Perhaps most importantly, Africa must recognize that time itself is a strategic resource. The continent does not need to become a global leader in artificial intelligence overnight. What it needs is sufficient space to build capabilities before competition becomes overwhelming. The objective should be gradual integration rather than immediate exposure; learning rather than dependency; capability building rather than passive consumption.
Protecting African enterprise is not about resisting the future. It is about ensuring that Africa has a place within it. For the first time in centuries, the continent finds itself at the early stages of a technological revolution whose final shape has not yet been determined. The decisions made today may influence Africa's economic trajectory for generations to come.
12. Conclusion
Artificial intelligence may become one of the most transformative technologies in human history. Like the technological revolutions that came before it, it will influence how economies compete, how value is created, and how power is distributed.

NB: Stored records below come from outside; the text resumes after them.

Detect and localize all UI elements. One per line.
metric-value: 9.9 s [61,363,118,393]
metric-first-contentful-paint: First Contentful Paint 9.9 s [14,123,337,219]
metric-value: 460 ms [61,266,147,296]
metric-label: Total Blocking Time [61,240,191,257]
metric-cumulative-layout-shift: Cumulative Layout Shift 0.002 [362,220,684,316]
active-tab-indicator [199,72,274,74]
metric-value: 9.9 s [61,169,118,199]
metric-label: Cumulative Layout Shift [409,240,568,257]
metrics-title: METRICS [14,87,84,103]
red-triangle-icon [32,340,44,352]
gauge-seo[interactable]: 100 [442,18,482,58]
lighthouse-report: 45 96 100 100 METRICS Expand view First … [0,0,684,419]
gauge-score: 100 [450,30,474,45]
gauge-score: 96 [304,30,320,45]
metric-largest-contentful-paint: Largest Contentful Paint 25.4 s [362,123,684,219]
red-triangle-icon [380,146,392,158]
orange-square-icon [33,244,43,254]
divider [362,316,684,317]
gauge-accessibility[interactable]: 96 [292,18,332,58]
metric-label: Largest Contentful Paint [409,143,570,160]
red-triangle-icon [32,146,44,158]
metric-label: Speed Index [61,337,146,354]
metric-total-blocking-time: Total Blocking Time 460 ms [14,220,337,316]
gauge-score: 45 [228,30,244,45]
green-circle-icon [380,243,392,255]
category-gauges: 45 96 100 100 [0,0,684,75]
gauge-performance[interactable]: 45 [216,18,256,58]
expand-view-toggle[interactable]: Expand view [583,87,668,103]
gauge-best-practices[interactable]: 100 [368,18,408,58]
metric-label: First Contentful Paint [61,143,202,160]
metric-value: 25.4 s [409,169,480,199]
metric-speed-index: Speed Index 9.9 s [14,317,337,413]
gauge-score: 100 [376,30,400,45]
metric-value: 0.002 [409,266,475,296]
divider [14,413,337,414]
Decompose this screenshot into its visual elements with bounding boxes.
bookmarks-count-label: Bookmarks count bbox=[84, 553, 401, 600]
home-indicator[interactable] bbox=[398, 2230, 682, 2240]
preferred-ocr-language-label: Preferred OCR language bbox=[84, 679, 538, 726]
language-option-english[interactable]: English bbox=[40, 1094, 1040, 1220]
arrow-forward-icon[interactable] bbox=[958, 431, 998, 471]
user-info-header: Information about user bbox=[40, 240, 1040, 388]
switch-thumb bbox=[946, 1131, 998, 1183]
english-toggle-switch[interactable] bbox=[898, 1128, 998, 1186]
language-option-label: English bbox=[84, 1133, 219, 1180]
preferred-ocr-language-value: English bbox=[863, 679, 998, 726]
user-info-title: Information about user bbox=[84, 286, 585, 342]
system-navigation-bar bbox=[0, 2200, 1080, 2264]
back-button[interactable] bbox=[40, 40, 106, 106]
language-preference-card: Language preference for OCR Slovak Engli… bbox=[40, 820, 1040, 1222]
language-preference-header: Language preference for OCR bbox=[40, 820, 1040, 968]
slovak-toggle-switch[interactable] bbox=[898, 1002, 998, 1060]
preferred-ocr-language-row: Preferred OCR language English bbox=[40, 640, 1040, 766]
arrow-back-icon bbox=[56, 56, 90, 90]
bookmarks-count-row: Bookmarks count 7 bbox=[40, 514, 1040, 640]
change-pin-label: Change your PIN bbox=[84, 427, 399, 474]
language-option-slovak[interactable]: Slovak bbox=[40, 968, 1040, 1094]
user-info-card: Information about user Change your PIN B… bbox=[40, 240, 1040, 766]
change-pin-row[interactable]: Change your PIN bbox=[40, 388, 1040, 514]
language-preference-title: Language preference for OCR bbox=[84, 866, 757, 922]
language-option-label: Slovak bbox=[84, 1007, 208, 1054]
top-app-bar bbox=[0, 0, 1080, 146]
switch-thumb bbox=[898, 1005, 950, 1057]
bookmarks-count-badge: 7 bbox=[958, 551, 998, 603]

Africa enters this transition with immense potential, but also with a number of structural disadvantages that could make adaptation more difficult. The long-term success of African enterprise will depend not only on access to artificial intelligence, but also on the ability to build the capabilities, infrastructure, institutions, and competitive firms necessary to thrive in an increasingly intelligence-driven economy.
The risk of digital imperialism is therefore not about technology itself. It is about dependency. It is about a future in which intelligence is increasingly controlled elsewhere while African enterprises struggle to participate in the value it creates.
The age of artificial intelligence is still unfolding, and the decisions made today will help determine who benefits from it tomorrow.
If Africa is to avoid becoming merely an exploitable market for foreign intelligence systems and a consumer of value created elsewhere, it must create the conditions for its own enterprises to survive, adapt, and compete.
Protecting African enterprise is not about resisting technological change. It is about ensuring that African businesses have the time, space, and support necessary to develop the capabilities required to compete in the intelligence economy.
The future of African enterprise will not be determined by artificial intelligence alone. It will be determined by the choices made in response to it.